Al parecer dicho Auto es acatado por todos los vecinos colindantes, menos por los de Narros, que apelan ante la Cancillería de Valladolid sobre todo el proceso que se había realizado, continuando estos labrando y aprovechándose de los terrenos ocupados desde tiempos de la despoblación de San Boal y sus barrios.

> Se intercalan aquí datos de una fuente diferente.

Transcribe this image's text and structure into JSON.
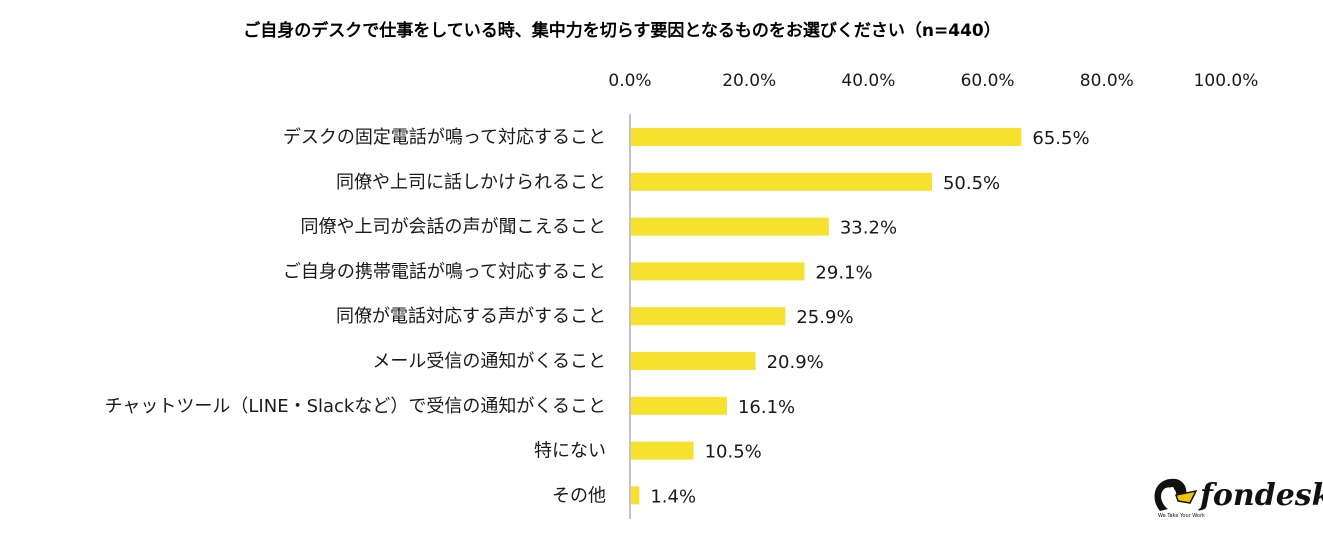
{
  "chart_data": {
    "type": "bar",
    "orientation": "horizontal",
    "title": "ご自身のデスクで仕事をしている時、集中力を切らす要因となるものをお選びください（n=440）",
    "categories": [
      "デスクの固定電話が鳴って対応すること",
      "同僚や上司に話しかけられること",
      "同僚や上司が会話の声が聞こえること",
      "ご自身の携帯電話が鳴って対応すること",
      "同僚が電話対応する声がすること",
      "メール受信の通知がくること",
      "チャットツール（LINE・Slackなど）で受信の通知がくること",
      "特にない",
      "その他"
    ],
    "values": [
      65.5,
      50.5,
      33.2,
      29.1,
      25.9,
      20.9,
      16.1,
      10.5,
      1.4
    ],
    "value_labels": [
      "65.5%",
      "50.5%",
      "33.2%",
      "29.1%",
      "25.9%",
      "20.9%",
      "16.1%",
      "10.5%",
      "1.4%"
    ],
    "xlim": [
      0,
      100
    ],
    "x_ticks": [
      "0.0%",
      "20.0%",
      "40.0%",
      "60.0%",
      "80.0%",
      "100.0%"
    ],
    "axis_position": "top",
    "grid": false,
    "bar_color": "#F5E12E"
  },
  "logo": {
    "name": "fondesk",
    "tagline": "We Take Your Work"
  }
}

Es ya en Sentencia de 23 de Marzo de 1.714, cuando se les obliga a dejar libres los terrenos ocupados, para que puedan ser aprovechados por sus legítimos dueños, ponen la pena de cincuenta mil maravedíes para los que lo incumplan.

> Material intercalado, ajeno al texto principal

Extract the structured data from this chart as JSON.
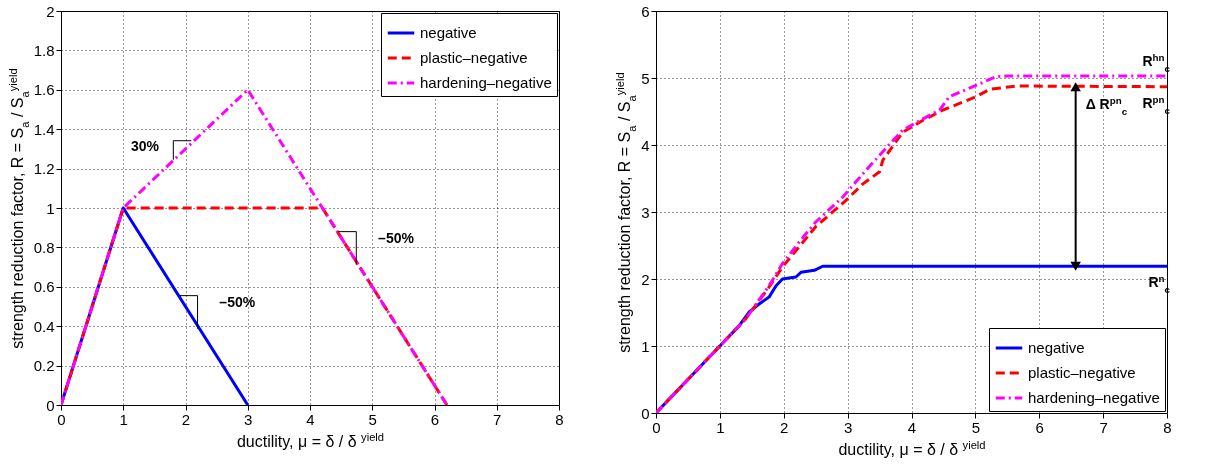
{
  "chart_data": [
    {
      "type": "line",
      "xlabel": "ductility, μ = δ / δ $^{yield}$",
      "ylabel": "strength reduction factor, R = S$_{a}$ / S$_{a}$$^{yield}$",
      "xlim": [
        0,
        8
      ],
      "ylim": [
        0,
        2
      ],
      "xticks": [
        0,
        1,
        2,
        3,
        4,
        5,
        6,
        7,
        8
      ],
      "yticks": [
        0,
        0.2,
        0.4,
        0.6,
        0.8,
        1,
        1.2,
        1.4,
        1.6,
        1.8,
        2
      ],
      "grid": true,
      "legend": "top right",
      "series": [
        {
          "name": "negative",
          "color": "#0000ff",
          "line_style": "solid",
          "x": [
            0,
            1,
            3
          ],
          "values": [
            0,
            1,
            0
          ]
        },
        {
          "name": "plastic–negative",
          "color": "#ff0000",
          "line_style": "dashed",
          "x": [
            0,
            1,
            4.2,
            6.2
          ],
          "values": [
            0,
            1,
            1,
            0
          ]
        },
        {
          "name": "hardening–negative",
          "color": "#ff00ff",
          "line_style": "dashdot",
          "x": [
            0,
            1,
            3,
            4.2,
            6.2
          ],
          "values": [
            0,
            1,
            1.6,
            1,
            0
          ]
        }
      ],
      "annotations": [
        {
          "text": "30%",
          "x": 1.8,
          "y": 1.24
        },
        {
          "text": "–50%",
          "x": 1.9,
          "y": 0.55
        },
        {
          "text": "–50%",
          "x": 4.45,
          "y": 0.875
        }
      ]
    },
    {
      "type": "line",
      "xlabel": "ductility, μ = δ / δ $^{yield}$",
      "ylabel": "strength reduction factor, R = S$_{a}$ / S$_{a}$$^{yield}$",
      "xlim": [
        0,
        8
      ],
      "ylim": [
        0,
        6
      ],
      "xticks": [
        0,
        1,
        2,
        3,
        4,
        5,
        6,
        7,
        8
      ],
      "yticks": [
        0,
        1,
        2,
        3,
        4,
        5,
        6
      ],
      "grid": true,
      "legend": "bottom right",
      "series": [
        {
          "name": "negative",
          "color": "#0000ff",
          "line_style": "solid",
          "x": [
            0,
            1,
            1.3,
            1.46,
            1.62,
            1.77,
            1.88,
            1.98,
            2.19,
            2.27,
            2.48,
            2.61,
            8
          ],
          "values": [
            0,
            1,
            1.3,
            1.51,
            1.63,
            1.73,
            1.9,
            2.0,
            2.03,
            2.1,
            2.13,
            2.19,
            2.19
          ]
        },
        {
          "name": "plastic–negative",
          "color": "#ff0000",
          "line_style": "dashed",
          "x": [
            0,
            1,
            1.4,
            1.77,
            1.98,
            2.24,
            2.5,
            2.97,
            3.24,
            3.5,
            3.55,
            3.86,
            4.18,
            4.49,
            5.01,
            5.22,
            5.64,
            8
          ],
          "values": [
            0,
            1,
            1.4,
            1.88,
            2.18,
            2.48,
            2.78,
            3.17,
            3.42,
            3.6,
            3.77,
            4.19,
            4.37,
            4.52,
            4.72,
            4.83,
            4.88,
            4.87
          ]
        },
        {
          "name": "hardening–negative",
          "color": "#ff00ff",
          "line_style": "dashdot",
          "x": [
            0,
            1,
            1.4,
            1.77,
            1.98,
            2.24,
            2.5,
            2.92,
            3.24,
            3.55,
            3.86,
            4.18,
            4.44,
            4.59,
            5.01,
            5.32,
            5.5,
            8
          ],
          "values": [
            0,
            1,
            1.4,
            1.9,
            2.23,
            2.55,
            2.85,
            3.22,
            3.57,
            3.9,
            4.22,
            4.39,
            4.52,
            4.72,
            4.89,
            5.02,
            5.03,
            5.03
          ]
        }
      ],
      "annotations": [
        {
          "text": "Δ R$^{pn}$$_{c}$",
          "x": 6.57,
          "y": 4.87
        },
        {
          "text": "R$^{hn}$$_{c}$",
          "x": 8,
          "y": 5.03
        },
        {
          "text": "R$^{pn}$$_{c}$",
          "x": 8,
          "y": 4.87
        },
        {
          "text": "R$^{n}$$_{c}$",
          "x": 8,
          "y": 2.19
        }
      ]
    }
  ]
}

.- En 1.732 se compró una finca de cinco obradas a Francisco Alvaro, vecino de Fuente el Olmo,ante Felix Benito de Salazar, escribano de Iscar.El Abad de San Isidro ejercía en todo el término de San Boal jurisdicción eclesiástica civil y criminal y esta jurisdicción la solía delegar en el prior vicario al frente del Priorato como se refleja en le legajo 5.44 2 del Archivo Histórico Nacional en el que delega el abad de San Isidro, Fray Francisco Martínez, en Fray Vicente Rubio la jurisdicción espiritual y temporal del Lugar de San Boal y sus dos anexos Gomez de Ovieco y Frades.Por esta época debió sufrir el priorato de San Boal un incendio general y como consecuencia de ello el priorato no recibía frutos por haber quedado este despoblado. Es así que se estableció la exención del pago de impuestos durante veinte años a los que fueran a repoblarlo.En 1.739, el 11 de abril, el vecino de San Boal Sebastián Arqueros otorgó escritura a favor del Monasterio de San Isidro sobre una casa sita en el lugar de San Boal, ante el escribano Martín Aguirre, de Cevico de la Torre. A. H. N. Legajo 5435, sección Clero.

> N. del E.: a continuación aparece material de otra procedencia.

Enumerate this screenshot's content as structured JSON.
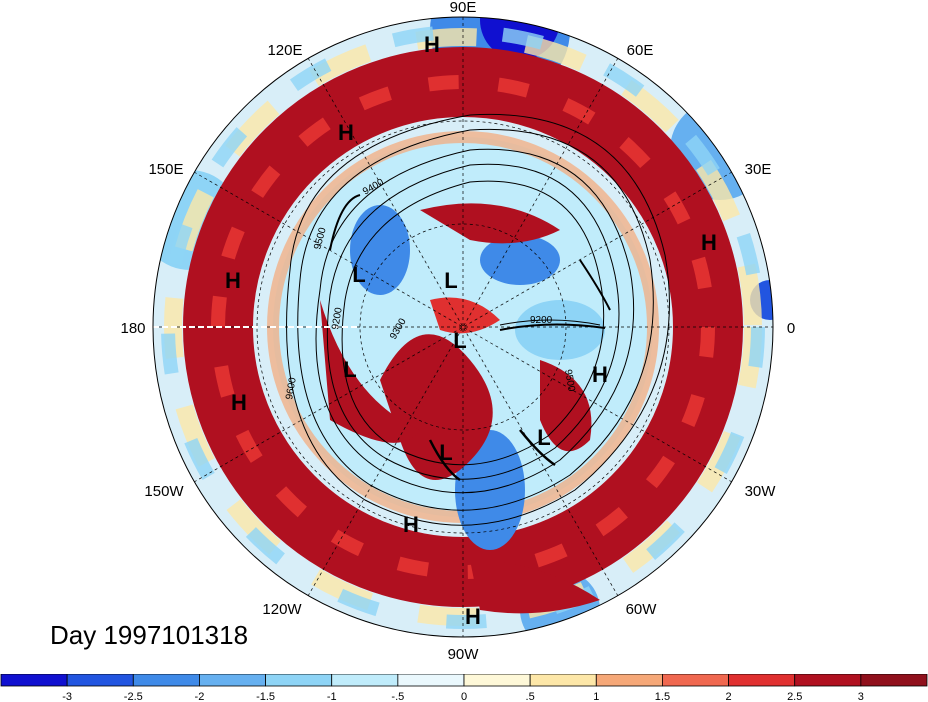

Con estos vaivenes, como se puede ir comprobando por las aportaciones dinerarias que anualmente se hacían a San Isidro, épocas buenas, épocas malas como la invasión de las tropas de Napoleón, llegamos al 11 de Octubre de 1.835, fecha en la que se aprueba la Ley Desamortizadora de Mendizabal por la que se expropiaban los bienes de la Iglesia para su posterior subasta y así engrosar las arcas del Estado. Esta ley afectó al Monasterio de San Isidro de Dueñas e hizo que el Priorato de San Boal desapareciera hacia 1.838.Como consecuencia de la Ley Desamortizadora, la Nación Española vende a D. Baltasar González, vecino de la Villa y Corte de Madrid, el Coto Redondo de San Boal, compuesto de trescientas cincuenta obradas de tierras de labor, un prado para pastos de cuarenta obradas, un pinar albar de quinientas obradas y varios terrenos eriales procedentes de los religiosos benedictinos de San Isidro, según escritura otorgada el siete de Enero de 1.845, por la cantidad total de setenta mil reales vellón. Cuatro años más tarde por escritura de fecha cuatro de octubre de 1.849, otorgada en la ciudad de Segovia, ante el escribano Don Nicolás Leonor Ballestero, Don José Tejada de Frutos vecino de ella, en concepto de apoderado de Don Baltasar González, vendió la citada finca rústica a Don Rosendo Llorente, vecino de Bernardos. Son los herederos de Don Rosendo Llorente los que actualmente continúan con la posesión de las últimas propiedades rústicas del Priorato de San Boal. En el lugar, que ahora se denomina “SAMBOAL” se conserva la Iglesia parroquial en la que destaca arquitectónicamente el ábside y la gran torre de estilo románico mudéjar de ladrillo.